Tumors in the brain, including the fusiform gyrus, may irritate surrounding neural tissue and increase the risk of seizures. Seizures can manifest with various symptoms, depending on the area affected.

Neurological Deficits:

Depending on the size and location of the tumor, neurological deficits may occur. These deficits can include sensory disturbances, motor impairments, or language difficulties, depending on the areas of the brain affected by the tumor.

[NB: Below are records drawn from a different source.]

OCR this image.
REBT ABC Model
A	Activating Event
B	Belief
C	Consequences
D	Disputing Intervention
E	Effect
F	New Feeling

Behavioral and Cognitive Changes:

Tumors can sometimes cause changes in behavior and cognition. This may include alterations in mood, personality, or cognitive functions such as memory and attention.

Diagnosis and Treatment:

Imaging Studies:

Magnetic Resonance Imaging (MRI) is typically used to visualize and locate brain tumors, including those in the fusiform gyrus. It provides detailed images of the brain structures and helps in planning treatment. Biopsy:

A biopsy may be performed to determine the type of tumor and its characteristics. This information is crucial for planning an appropriate treatment strategy.

Treatment Options:

Treatment options for fusiform gyrus tumors may include surgery, radiation therapy, and chemotherapy, depending on the type of tumor, its size, and its location. The goal is often to remove or reduce the tumor while preserving neurological function.

Monitoring and Follow-Up:

Regular monitoring is essential to assess the tumor's response to treatment and to manage potential complications. Follow-up imaging studies and clinical evaluations help track the patient's progress. It's important to note that the specific impact of a tumor in the fusiform gyrus can vary widely from person to person. The prognosis and outcomes depend on factors such as the type of tumor, its stage, and the individual patient's overall health.

A patient with paroxysmal aphasia evoked by ictal epileptiform discharges localized to the left fusiform gyrus, where a small brain tumor existed. The intracranial EEG recordings during other seizures demonstrated a close functional link between the left fusiform gyrus and Wernicke's area. The patient also showed transient aphasia with electrical stimulation of the left fusiform gyrus ²⁾.

Operations on tumors of the posteromedial temporal region, that is, on those arising from the fusiform gyrus, are challenging to perform because of the deep-seated location of these tumors between critical cisternal neurovascular structures and the adjacent temporal and occipital cortexes.

Tumors of the fusiform gyrus generated a superior (and lateral) shift; consequently, a subtemporal approach is recommended to avoid white matter injury ³⁾.